Conocemos directamente la tierra andaluza. Sabemos por nuestra propia cuenta lo que es el andalucismo falso de la novela, de la poesía y del teatro. Hemos comparado con la realidad las expresiones más varias del andalucismo literario y nos han resultado estas últimas falsas por completo, llenas de perdigones loberos, de naipes y de vinazo. Los relatos y descripciones de Estébanez Calderón, con todos sus defectos y su ampulosidad folklórica, resultan hasta cierto punto más aceptables comparados con una comedia quinteriana o con una poesía de la escuela lorquiana. Andalucía es un redondel para Lorca con gitanos y civiles. Para los Quintero es un ventorrillo con su cabezalero que sabe historias hechas con mantas serranas, trabucos, cortijos y andar de romería, sin olvidar las coplas lejanas y la agudeza de ardilla para la réplica, lo que no es andaluz típico sino falsificado. García Lorca parece que se santigua para estar en gracia y que echa a escribir como quien echa a andar conducido por un fuego frío, fatuo, sin parpadear.  Su Romancero Gitano no es nada gitano. Algo de lo que dice es greguería ramoniana y otro algo andalucismo de pandereta. En La Gitanilla de Cervantes hay un eco dolorido del gitano de afición rechazado,  en realidad por aquella gentil protagonista que deshace los pobres bordados literarios.  ¡Cómo palidecen frente a la fuerza de expresión vital de la gitana!

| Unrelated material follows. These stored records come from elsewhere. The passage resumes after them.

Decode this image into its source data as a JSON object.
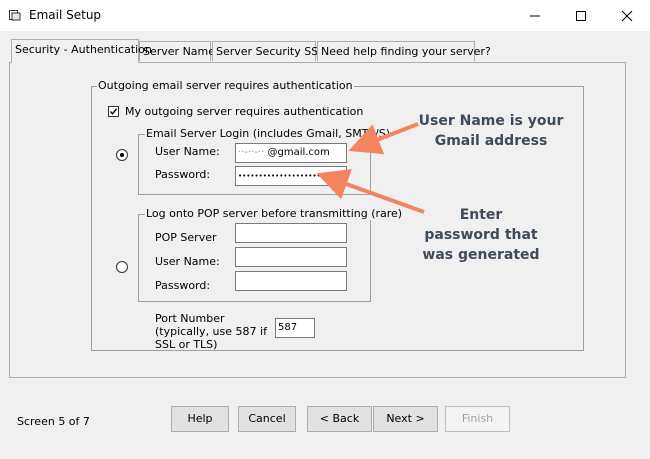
{
  "window": {
    "title": "Email Setup"
  },
  "tabs": [
    {
      "label": "Security - Authentication"
    },
    {
      "label": "Server Name"
    },
    {
      "label": "Server Security SSL"
    },
    {
      "label": "Need help finding your server?"
    }
  ],
  "outgoing_group": {
    "legend": "Outgoing email server requires authentication",
    "checkbox_label": "My outgoing server requires authentication",
    "checked": true
  },
  "login_group": {
    "legend": "Email Server Login (includes Gmail, SMTP/S)",
    "username_label": "User Name:",
    "username_value": "@gmail.com",
    "password_label": "Password:",
    "password_value": "••••••••••••••••••••••",
    "selected": true
  },
  "pop_group": {
    "legend": "Log onto POP server before transmitting (rare)",
    "pop_server_label": "POP Server",
    "username_label": "User Name:",
    "password_label": "Password:",
    "selected": false
  },
  "port": {
    "label": "Port Number (typically, use 587 if SSL or TLS)",
    "value": "587"
  },
  "annotations": {
    "username_note": "User Name is your Gmail address",
    "password_note": "Enter password that was generated"
  },
  "footer": {
    "screen_indicator": "Screen 5 of 7",
    "buttons": {
      "help": "Help",
      "cancel": "Cancel",
      "back": "< Back",
      "next": "Next >",
      "finish": "Finish"
    }
  },
  "colors": {
    "annotation_arrow": "#f4845f",
    "annotation_text": "#3f4a5a"
  }
}
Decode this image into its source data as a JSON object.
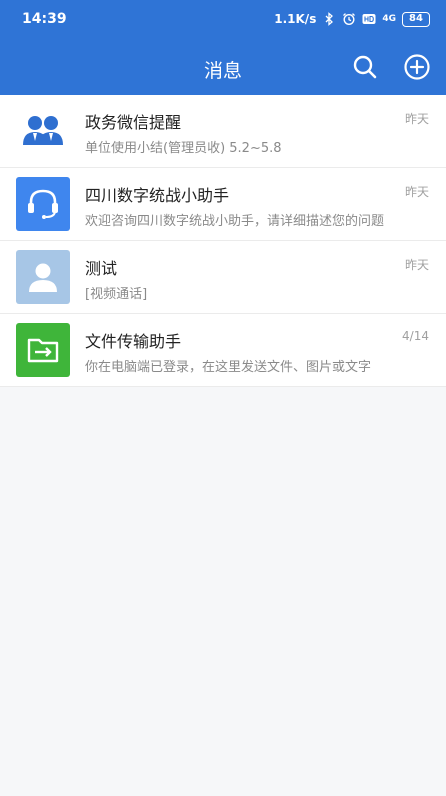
{
  "status_bar": {
    "time": "14:39",
    "net_speed": "1.1K/s",
    "network": "4G",
    "battery": "84"
  },
  "header": {
    "title": "消息",
    "accent_color": "#2f74d6"
  },
  "conversations": [
    {
      "name": "政务微信提醒",
      "preview": "单位使用小结(管理员收) 5.2~5.8",
      "time": "昨天",
      "avatar_icon": "group-users-icon",
      "avatar_color": "#ffffff"
    },
    {
      "name": "四川数字统战小助手",
      "preview": "欢迎咨询四川数字统战小助手，请详细描述您的问题",
      "time": "昨天",
      "avatar_icon": "headset-icon",
      "avatar_color": "#3f86ee"
    },
    {
      "name": "测试",
      "preview": "[视频通话]",
      "time": "昨天",
      "avatar_icon": "person-icon",
      "avatar_color": "#a7c6e6"
    },
    {
      "name": "文件传输助手",
      "preview": "你在电脑端已登录，在这里发送文件、图片或文字",
      "time": "4/14",
      "avatar_icon": "folder-transfer-icon",
      "avatar_color": "#3fb53a"
    }
  ]
}
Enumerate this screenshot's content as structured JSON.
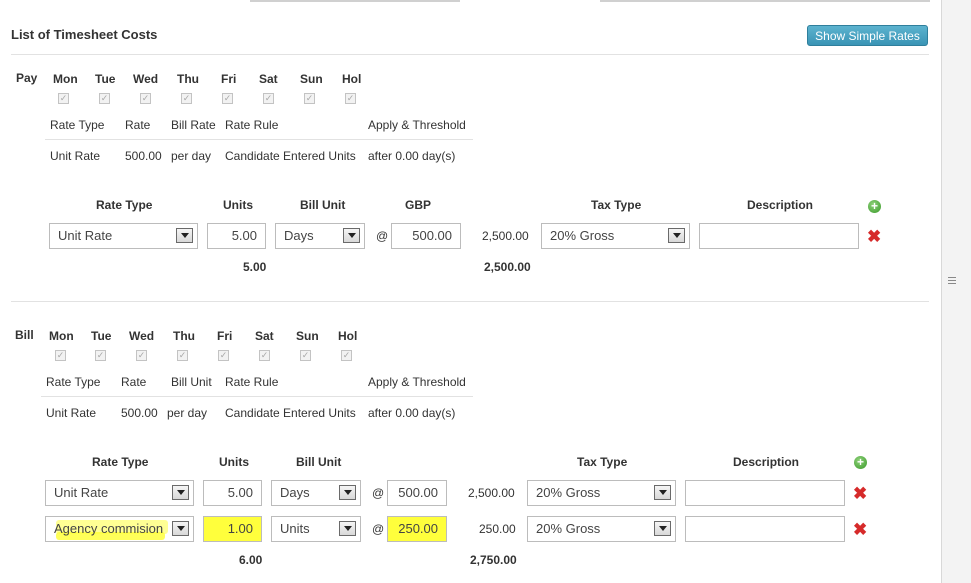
{
  "page": {
    "title": "List of Timesheet Costs",
    "show_button": "Show Simple Rates"
  },
  "days": [
    "Mon",
    "Tue",
    "Wed",
    "Thu",
    "Fri",
    "Sat",
    "Sun",
    "Hol"
  ],
  "summary_headers": {
    "rate_type": "Rate Type",
    "rate": "Rate",
    "rule": "Rate Rule",
    "apply": "Apply & Threshold"
  },
  "lines_headers": {
    "rate_type": "Rate Type",
    "units": "Units",
    "bill_unit": "Bill Unit",
    "tax_type": "Tax Type",
    "description": "Description",
    "at": "@"
  },
  "pay": {
    "label": "Pay",
    "bill_col_header": "Bill Rate",
    "summary": {
      "rate_type": "Unit Rate",
      "rate": "500.00",
      "per": "per day",
      "rule": "Candidate Entered Units",
      "threshold": "after 0.00 day(s)"
    },
    "currency_header": "GBP",
    "lines": [
      {
        "rate_type": "Unit Rate",
        "units": "5.00",
        "bill_unit": "Days",
        "rate": "500.00",
        "amount": "2,500.00",
        "tax_type": "20% Gross",
        "description": ""
      }
    ],
    "total_units": "5.00",
    "total_amount": "2,500.00"
  },
  "bill": {
    "label": "Bill",
    "bill_col_header": "Bill Unit",
    "summary": {
      "rate_type": "Unit Rate",
      "rate": "500.00",
      "per": "per day",
      "rule": "Candidate Entered Units",
      "threshold": "after 0.00 day(s)"
    },
    "lines": [
      {
        "rate_type": "Unit Rate",
        "units": "5.00",
        "bill_unit": "Days",
        "rate": "500.00",
        "amount": "2,500.00",
        "tax_type": "20% Gross",
        "description": ""
      },
      {
        "rate_type": "Agency commision",
        "units": "1.00",
        "bill_unit": "Units",
        "rate": "250.00",
        "amount": "250.00",
        "tax_type": "20% Gross",
        "description": ""
      }
    ],
    "total_units": "6.00",
    "total_amount": "2,750.00"
  },
  "icons": {
    "add": "add-circle-icon",
    "delete": "delete-x-icon",
    "checkbox": "check-icon",
    "dropdown": "chevron-down-icon"
  },
  "colors": {
    "button": "#3a94b5",
    "highlight": "#ffff3c",
    "delete": "#d62a2a",
    "add": "#3a9a2a"
  }
}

Miarka, otra gitana célebre –de Richepin ésta- es demasiado literaria para tener vida, como la de Cervantes es demasiado vital para ser literaria.

García Lorca, poeta granadino, emigrante del Albaicín hacia las nóminas y hacia las candilejas ha escrito unas Bodas de sangre que parecen ideadas por la monomanía de Juzgado de guardia que tenía Valle-Inclán, siempre a vueltas con muertos, heridos y contusos, ideadas también probablemente porque desea el autor hacer obras en contraste de forja con sus habituales bordados. Es una obra de campanadas lúgubres, de montaraz sentimiento, el dramón que nunca debería imaginar un autor conocedor del drama, encapuchado rondador por los vericuetos de la España pedante enemiga de la carcajada, medida o no, y del agua.

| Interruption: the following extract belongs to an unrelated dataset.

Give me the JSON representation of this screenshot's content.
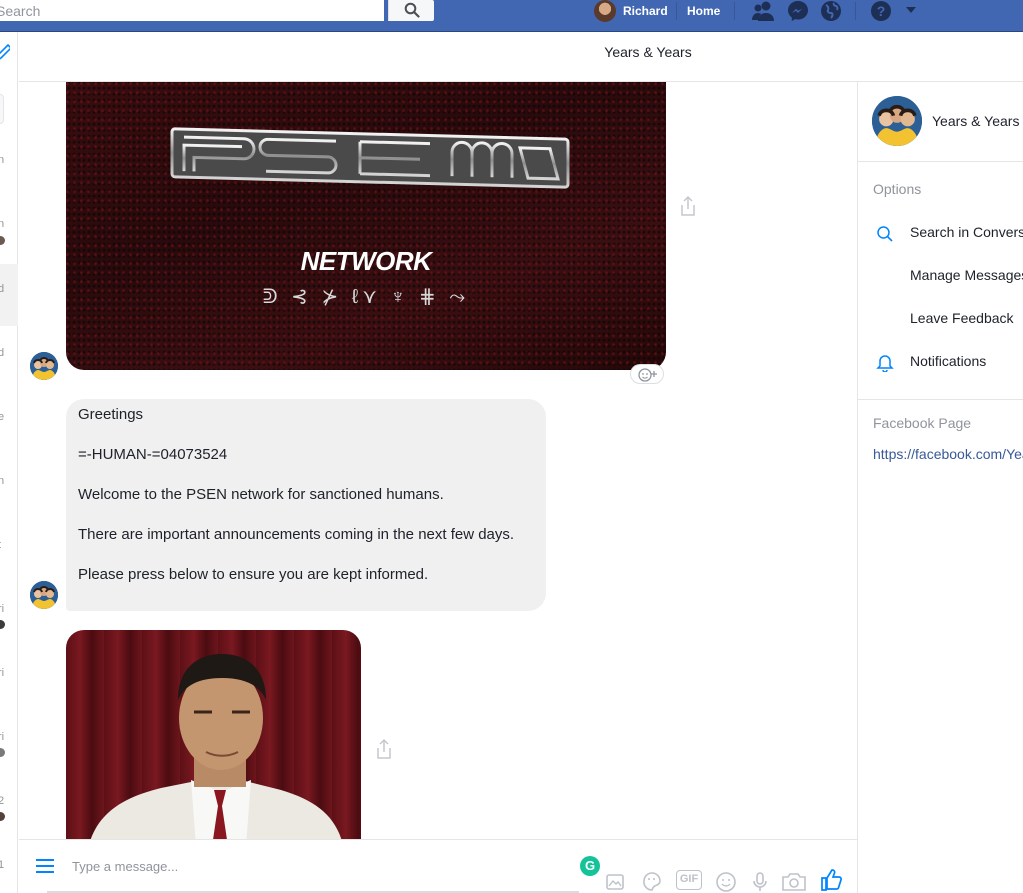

Doña Rosita la soltera es una elegía bordada, deshilachada, con un candor de reglamento, con una perpetua avidez de evocación que sólo evoca de veras al interpolar un vals entre dos suspiros, pero no suspirar.

El dramón de forja –hierro, fuego, tirantez pasional, asesinato- junto a la vida de una solterona que va haciéndose vieja mucho antes de penetrar la teatral ráfaga helada por el balcón. La rotundidad de pasiones vibrantes por la maternidad difícil junto a los caedizos soliloquios de doña Rosita soñadora en Ultramar y en el Vals de las Olas. No, no. Preferible a este teatro escrito para oponer tipos erguidos a tipos desmayados y puñales a cornucopias sería el teatro de las inquietudes profundas no enteramente inéditas en España en el campo social, aunque mal presentadas y peor representadas. Sería preferible un teatro sin Juzgado de guardia, sin ataúdes y sin asesinatos.

El borbotón español ya tuvo el trabuco y después el pistolón. Contra estas herramientas hay en España un contraste de paz aldeana falsa y de enfermedad aldeana falsa. Pero entre ambas expresiones hay una intemperie saludable que los dramaturgos esquivan por no acatarrarse; una flora contada en mil tonos pero desconocida, como era desconocida para la condesa de Noailles cantora de la melisa o mejor cantante de la melisa, esta maravillosa planta olvidada en las Geórgicas; una hidrografía desnaturalizada por Marquina en su atroz proceso de Juzgado de guardia La ermita, la fuente y el río; unas montañas amenazadoras, desmanteladas, roídas por las torrenteras; hambre disuelta en picardías y timidez disuelta en bravuconadas; pavor disuelto en estampidos repentinos y súbitos desde el burladero esquinero y cien mil fragatas empavesadas para viajes imposibles.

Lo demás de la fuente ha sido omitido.